BLOG: Earth Day and the March for Science
Published 22 Apr 2017
Today is Earth Day – an annual worldwide event where people come together to support environmental protection.
This year the focus is on ‘environmental and climate literacy’ – making sure people know what is happening to the environment and what they can do to help protect it.
The environment can sometimes seem like a far-away, abstract thing – something only seen on nature documentaries or when out hiking. But the environment is where we live, whether that is in the middle of a city, a rural village or a log cabin in the mountains. And our environment has a very real impact on our health.
Urban air pollution is only one of the most obvious examples of this. Vehicle exhaust fumes and other emissions have polluted many of our cities, and scientists are discovering a growing number of ways that this has harmed our health, not least increasing our risk of cancer*.

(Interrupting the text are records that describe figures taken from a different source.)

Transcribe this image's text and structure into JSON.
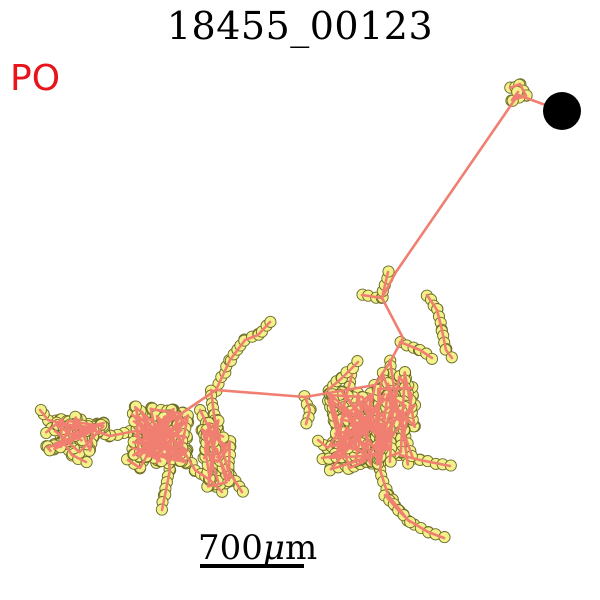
{
  "title": "18455_00123",
  "label": "PO",
  "scale_bar": {
    "value": "700",
    "mu": "μ",
    "unit": "m"
  },
  "colors": {
    "branch": "#f07f72",
    "node_fill": "#f3f18a",
    "node_stroke": "#6c6c2a",
    "soma": "#000000",
    "label": "#e8141b"
  }
}
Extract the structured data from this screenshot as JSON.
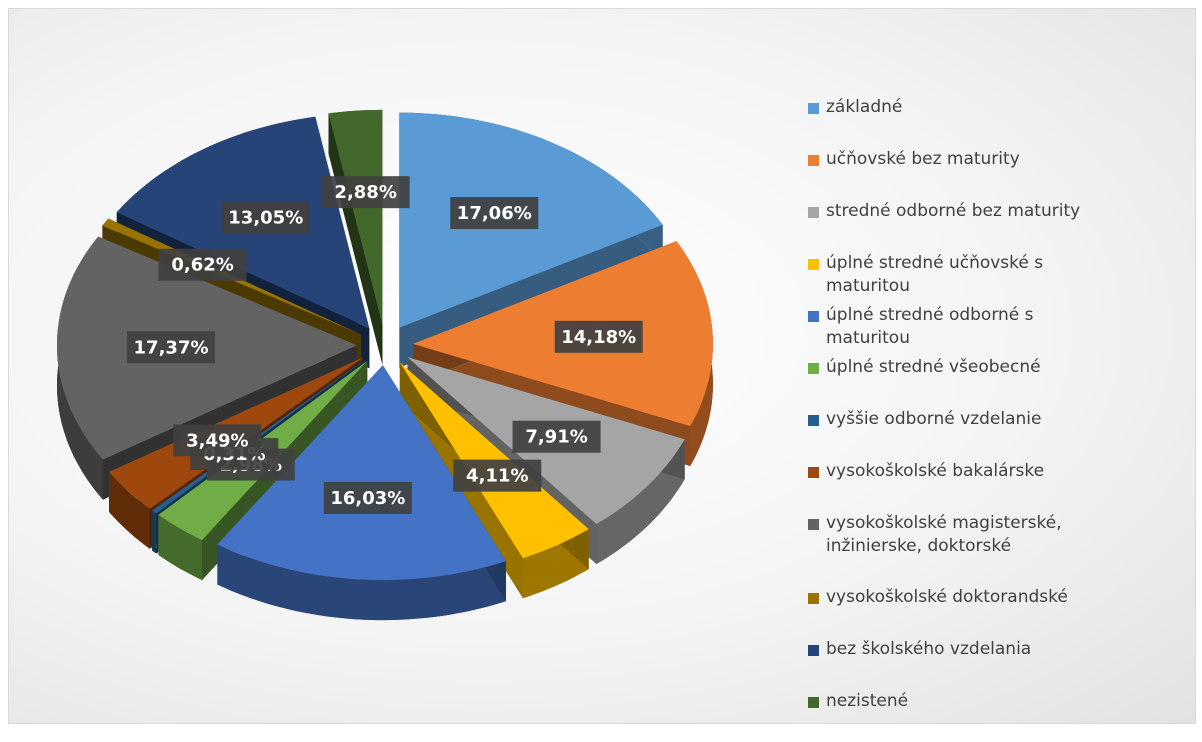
{
  "chart_data": {
    "type": "pie",
    "categories": [
      "základné",
      "učňovské bez maturity",
      "stredné odborné bez maturity",
      "úplné stredné učňovské s maturitou",
      "úplné stredné odborné s maturitou",
      "úplné stredné všeobecné",
      "vyššie odborné vzdelanie",
      "vysokoškolské bakalárske",
      "vysokoškolské magisterské, inžinierske, doktorské",
      "vysokoškolské doktorandské",
      "bez školského vzdelania",
      "nezistené"
    ],
    "values": [
      17.06,
      14.18,
      7.91,
      4.11,
      16.03,
      2.98,
      0.31,
      3.49,
      17.37,
      0.62,
      13.05,
      2.88
    ],
    "value_labels": [
      "17,06%",
      "14,18%",
      "7,91%",
      "4,11%",
      "16,03%",
      "2,98%",
      "0,31%",
      "3,49%",
      "17,37%",
      "0,62%",
      "13,05%",
      "2,88%"
    ],
    "colors": [
      "#5b9bd5",
      "#ed7d31",
      "#a5a5a5",
      "#ffc000",
      "#4472c4",
      "#70ad47",
      "#255e91",
      "#9e480e",
      "#636363",
      "#997300",
      "#264478",
      "#43682b"
    ],
    "legend": "right"
  }
}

When it comes to chemical exposure, the evidence for a risk to human health often first comes from research on the effects of chemicals on wildlife. The impact of endocrine disrupting chemicals on wildlife, for example, is well documented. Unfortunately, sometimes our environment suffers, as well as our health, before we act to prevent further harm.
March for Science
Earth Day 2017 coincides with the March for Science, where people around the world will march together in celebration of science. Science is a powerful tool for improving our lives and preventing diseases like breast cancer. To ensure that we can continue to make progress with scientific research, it is vital that evidence is not rejected because of personal convictions or hijacked by special interests.

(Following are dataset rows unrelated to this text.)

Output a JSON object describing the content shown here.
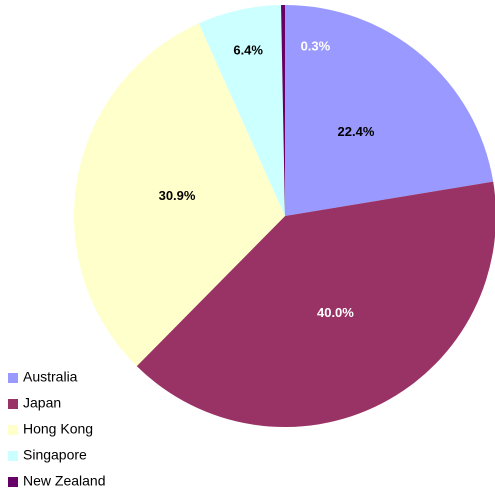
{
  "chart_data": {
    "type": "pie",
    "categories": [
      "Australia",
      "Japan",
      "Hong Kong",
      "Singapore",
      "New Zealand"
    ],
    "values": [
      22.4,
      40.0,
      30.9,
      6.4,
      0.3
    ],
    "value_labels": [
      "22.4%",
      "40.0%",
      "30.9%",
      "6.4%",
      "0.3%"
    ],
    "colors": [
      "#9999ff",
      "#993366",
      "#ffffcc",
      "#ccffff",
      "#660066"
    ],
    "legend": "bottom-left"
  }
}
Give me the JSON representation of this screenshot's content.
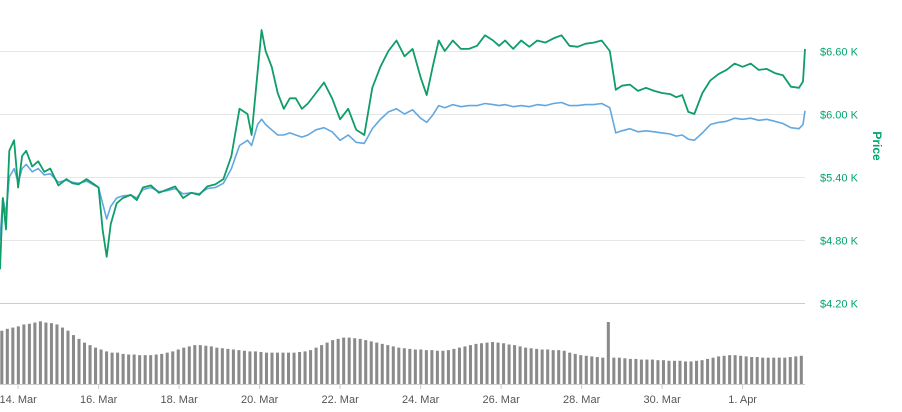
{
  "chart_data": {
    "type": "line",
    "ylabel": "Price",
    "y_ticks": [
      "$4.20 K",
      "$4.80 K",
      "$5.40 K",
      "$6.00 K",
      "$6.60 K"
    ],
    "y_tick_values": [
      4200,
      4800,
      5400,
      6000,
      6600
    ],
    "ylim": [
      4200,
      6800
    ],
    "x_ticks": [
      "14. Mar",
      "16. Mar",
      "18. Mar",
      "20. Mar",
      "22. Mar",
      "24. Mar",
      "26. Mar",
      "28. Mar",
      "30. Mar",
      "1. Apr"
    ],
    "x_tick_values": [
      13.0,
      15.0,
      17.0,
      19.0,
      21.0,
      23.0,
      25.0,
      27.0,
      29.0,
      31.0
    ],
    "xlim": [
      12.55,
      32.55
    ],
    "grid": true,
    "legend": "none",
    "colors": {
      "series_green": "#0f9d68",
      "series_blue": "#62a8e0",
      "volume": "#8a8a8a",
      "axis_text": "#00a36c"
    },
    "series": [
      {
        "color": "#0f9d68",
        "x": [
          12.55,
          12.62,
          12.7,
          12.78,
          12.9,
          13.0,
          13.1,
          13.2,
          13.35,
          13.5,
          13.65,
          13.8,
          14.0,
          14.2,
          14.35,
          14.5,
          14.7,
          14.85,
          15.0,
          15.1,
          15.2,
          15.3,
          15.45,
          15.6,
          15.8,
          15.95,
          16.1,
          16.3,
          16.5,
          16.7,
          16.9,
          17.1,
          17.3,
          17.5,
          17.7,
          17.9,
          18.1,
          18.3,
          18.5,
          18.7,
          18.8,
          18.95,
          19.05,
          19.15,
          19.3,
          19.45,
          19.6,
          19.75,
          19.9,
          20.05,
          20.2,
          20.4,
          20.6,
          20.8,
          21.0,
          21.2,
          21.4,
          21.6,
          21.8,
          22.0,
          22.2,
          22.4,
          22.6,
          22.8,
          23.0,
          23.15,
          23.3,
          23.45,
          23.6,
          23.8,
          24.0,
          24.2,
          24.4,
          24.6,
          24.8,
          24.95,
          25.1,
          25.3,
          25.5,
          25.7,
          25.9,
          26.1,
          26.3,
          26.5,
          26.7,
          26.9,
          27.1,
          27.3,
          27.5,
          27.7,
          27.85,
          28.0,
          28.2,
          28.4,
          28.6,
          28.8,
          29.0,
          29.2,
          29.35,
          29.5,
          29.65,
          29.8,
          30.0,
          30.2,
          30.4,
          30.6,
          30.8,
          31.0,
          31.2,
          31.4,
          31.6,
          31.8,
          32.0,
          32.2,
          32.4,
          32.5,
          32.55
        ],
        "values": [
          4520,
          5200,
          4900,
          5650,
          5750,
          5300,
          5600,
          5650,
          5500,
          5550,
          5450,
          5480,
          5320,
          5380,
          5340,
          5330,
          5380,
          5340,
          5300,
          4900,
          4640,
          4950,
          5150,
          5200,
          5230,
          5180,
          5300,
          5320,
          5250,
          5280,
          5310,
          5200,
          5250,
          5230,
          5310,
          5330,
          5380,
          5600,
          6050,
          6000,
          5800,
          6400,
          6800,
          6600,
          6450,
          6200,
          6050,
          6150,
          6150,
          6050,
          6100,
          6200,
          6300,
          6150,
          5950,
          6050,
          5850,
          5800,
          6250,
          6450,
          6600,
          6700,
          6550,
          6620,
          6350,
          6180,
          6450,
          6700,
          6600,
          6700,
          6620,
          6620,
          6650,
          6750,
          6700,
          6650,
          6700,
          6620,
          6700,
          6640,
          6700,
          6680,
          6720,
          6750,
          6650,
          6640,
          6670,
          6680,
          6700,
          6600,
          6230,
          6270,
          6280,
          6220,
          6250,
          6220,
          6200,
          6190,
          6160,
          6180,
          6020,
          6000,
          6200,
          6320,
          6380,
          6420,
          6480,
          6450,
          6480,
          6420,
          6430,
          6390,
          6370,
          6260,
          6250,
          6310,
          6620
        ]
      },
      {
        "color": "#62a8e0",
        "x": [
          12.55,
          12.62,
          12.7,
          12.78,
          12.9,
          13.0,
          13.1,
          13.2,
          13.35,
          13.5,
          13.65,
          13.8,
          14.0,
          14.2,
          14.35,
          14.5,
          14.7,
          14.85,
          15.0,
          15.1,
          15.2,
          15.3,
          15.45,
          15.6,
          15.8,
          15.95,
          16.1,
          16.3,
          16.5,
          16.7,
          16.9,
          17.1,
          17.3,
          17.5,
          17.7,
          17.9,
          18.1,
          18.3,
          18.5,
          18.7,
          18.8,
          18.95,
          19.05,
          19.15,
          19.3,
          19.45,
          19.6,
          19.75,
          19.9,
          20.05,
          20.2,
          20.4,
          20.6,
          20.8,
          21.0,
          21.2,
          21.4,
          21.6,
          21.8,
          22.0,
          22.2,
          22.4,
          22.6,
          22.8,
          23.0,
          23.15,
          23.3,
          23.45,
          23.6,
          23.8,
          24.0,
          24.2,
          24.4,
          24.6,
          24.8,
          24.95,
          25.1,
          25.3,
          25.5,
          25.7,
          25.9,
          26.1,
          26.3,
          26.5,
          26.7,
          26.9,
          27.1,
          27.3,
          27.5,
          27.7,
          27.85,
          28.0,
          28.2,
          28.4,
          28.6,
          28.8,
          29.0,
          29.2,
          29.35,
          29.5,
          29.65,
          29.8,
          30.0,
          30.2,
          30.4,
          30.6,
          30.8,
          31.0,
          31.2,
          31.4,
          31.6,
          31.8,
          32.0,
          32.2,
          32.4,
          32.5,
          32.55
        ],
        "values": [
          4800,
          5200,
          5050,
          5400,
          5480,
          5350,
          5480,
          5520,
          5450,
          5480,
          5420,
          5430,
          5350,
          5370,
          5350,
          5340,
          5360,
          5330,
          5300,
          5150,
          5000,
          5120,
          5200,
          5220,
          5230,
          5200,
          5280,
          5300,
          5260,
          5270,
          5290,
          5240,
          5250,
          5240,
          5290,
          5300,
          5340,
          5480,
          5700,
          5750,
          5700,
          5900,
          5950,
          5900,
          5850,
          5800,
          5800,
          5820,
          5800,
          5780,
          5800,
          5850,
          5870,
          5830,
          5750,
          5800,
          5730,
          5720,
          5860,
          5950,
          6020,
          6050,
          6000,
          6040,
          5960,
          5920,
          5990,
          6080,
          6060,
          6090,
          6070,
          6080,
          6080,
          6100,
          6090,
          6080,
          6090,
          6070,
          6080,
          6070,
          6090,
          6080,
          6100,
          6110,
          6080,
          6080,
          6090,
          6090,
          6100,
          6060,
          5820,
          5840,
          5860,
          5830,
          5840,
          5830,
          5820,
          5810,
          5790,
          5800,
          5760,
          5750,
          5820,
          5900,
          5920,
          5930,
          5960,
          5950,
          5960,
          5940,
          5950,
          5930,
          5910,
          5870,
          5860,
          5900,
          6030
        ]
      }
    ],
    "volume": [
      0.85,
      0.88,
      0.9,
      0.92,
      0.95,
      0.96,
      0.98,
      1.0,
      0.98,
      0.97,
      0.95,
      0.9,
      0.85,
      0.78,
      0.72,
      0.66,
      0.62,
      0.58,
      0.55,
      0.52,
      0.5,
      0.5,
      0.48,
      0.47,
      0.47,
      0.46,
      0.46,
      0.46,
      0.47,
      0.48,
      0.5,
      0.52,
      0.55,
      0.58,
      0.6,
      0.62,
      0.62,
      0.61,
      0.6,
      0.58,
      0.57,
      0.56,
      0.55,
      0.54,
      0.53,
      0.52,
      0.52,
      0.51,
      0.5,
      0.5,
      0.5,
      0.5,
      0.5,
      0.5,
      0.51,
      0.52,
      0.54,
      0.58,
      0.62,
      0.66,
      0.7,
      0.72,
      0.74,
      0.74,
      0.73,
      0.72,
      0.7,
      0.68,
      0.66,
      0.64,
      0.62,
      0.6,
      0.58,
      0.57,
      0.56,
      0.55,
      0.55,
      0.54,
      0.54,
      0.53,
      0.53,
      0.54,
      0.56,
      0.58,
      0.6,
      0.62,
      0.64,
      0.65,
      0.66,
      0.67,
      0.66,
      0.65,
      0.63,
      0.62,
      0.6,
      0.58,
      0.57,
      0.56,
      0.55,
      0.55,
      0.54,
      0.54,
      0.53,
      0.5,
      0.48,
      0.46,
      0.45,
      0.44,
      0.43,
      0.42,
      1.0,
      0.42,
      0.42,
      0.41,
      0.4,
      0.4,
      0.39,
      0.39,
      0.39,
      0.38,
      0.38,
      0.37,
      0.37,
      0.37,
      0.36,
      0.36,
      0.37,
      0.38,
      0.4,
      0.42,
      0.44,
      0.45,
      0.46,
      0.46,
      0.45,
      0.44,
      0.43,
      0.43,
      0.42,
      0.42,
      0.42,
      0.42,
      0.42,
      0.43,
      0.44,
      0.45
    ]
  }
}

The best way of ensuring that science is used properly, and influences policies like those on chemicals regulation, is to encourage people to appreciate and engage with science. At Breast Cancer UK, we try to do our bit, by funding and sharing scientific research into breast cancer prevention, and explaining how this can impact on our everyday lives.
Science, the environment and health
By protecting our environment from harmful chemicals, we can also reduce human exposure and better protect our health. We can achieve this is through well-funded scientific research, which informs evidence based policies and regulations.
Today Breast Cancer UK join with others across the planet in celebrating and defending the environment and science – both of which are key to preventing breast cancer.